Willkommen im Zombiecasino!

Rotfuchs und Egon Krenz sind der Beweis: Die ostdeutsche Staatslinke hat schlechten Geschmack. Als guter Staatsverwalter machen sie sich aber ihre Gedanken und ihre Sache. Abseits dieser Linken gab es einst eine an Idealen wie Independent, DIY und Subversion orientierte Kulturlinke, deren Bastionen in erster Linie Musikzeitschriftenredaktionen, AJZs, Squats und Fahrradwerkstätten waren, deren Irrelevanz aber mehr und mehr zu Tage tritt.

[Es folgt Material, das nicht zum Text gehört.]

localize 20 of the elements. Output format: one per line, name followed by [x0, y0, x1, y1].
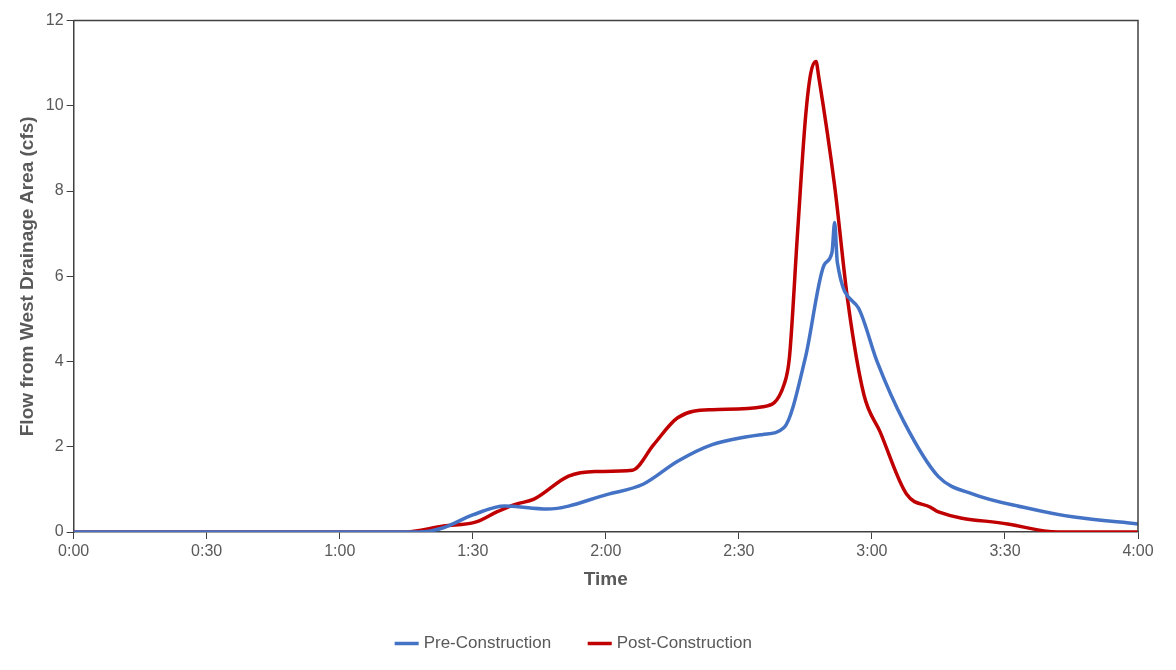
- x-tick-label: 4:00: [1122, 542, 1154, 560]
- y-tick-label: 4: [54, 351, 64, 369]
- x-tick-label: 1:00: [324, 542, 356, 560]
- x-tick-label: 0:30: [191, 542, 223, 560]
- x-tick-label: 0:00: [58, 542, 90, 560]
- y-tick-label: 10: [45, 96, 64, 114]
- legend-label: Post-Construction: [616, 633, 752, 653]
- x-tick-label: 1:30: [457, 542, 489, 560]
- legend-label: Pre-Construction: [423, 633, 552, 653]
- x-tick-label: 2:30: [723, 542, 755, 560]
- y-tick-label: 8: [54, 181, 64, 199]
- x-axis-title: Time: [583, 567, 628, 589]
- x-tick-label: 2:00: [590, 542, 622, 560]
- x-tick-label: 3:30: [989, 542, 1021, 560]
- y-tick-label: 0: [54, 522, 64, 540]
- y-axis-title: Flow from West Drainage Area (cfs): [15, 116, 37, 437]
- y-tick-label: 2: [54, 437, 64, 455]
- y-tick-label: 12: [45, 11, 64, 29]
- x-tick-label: 3:00: [856, 542, 888, 560]
- y-tick-label: 6: [54, 266, 64, 284]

Popdiskurse funktionierten, solange Mindeststandarts gewahrt werden konnten. Wer die richtigen Musikzeitschriften las, wusste z.B., dass die Onkelz Dreck sind und Techno manchmal gar nicht so doof ist. Das Hefte wie Spex nur die bessere Konsumberatung abliefern, merkten einige schon in den 90er Jahren an. Doch der Vorwurf der „fat bitch“ kam von Leuten wie ec8or auf, die ihren subversiven Sinn im Erstellen der Begleitmusik für schmissige Scherbendemos fanden. Im Übrigen: je tiefer die Provinz, umso irrelevanter diese Diskurse überhaupt.

Mit dem Einzug der NPD in den sächsischen Landtag erlebte allerdings die Popantifa ihren bis dato letzten Frühling. Kampagnen wie „Schöner leben ohne Naziläden“ oder „Good night white pride“ versuchten Subkultur noch einmal links zu wenden. Ein Anliegen, das die Kampagneros zunehmend selbst zum verzweifeln bringt. Zu Recht.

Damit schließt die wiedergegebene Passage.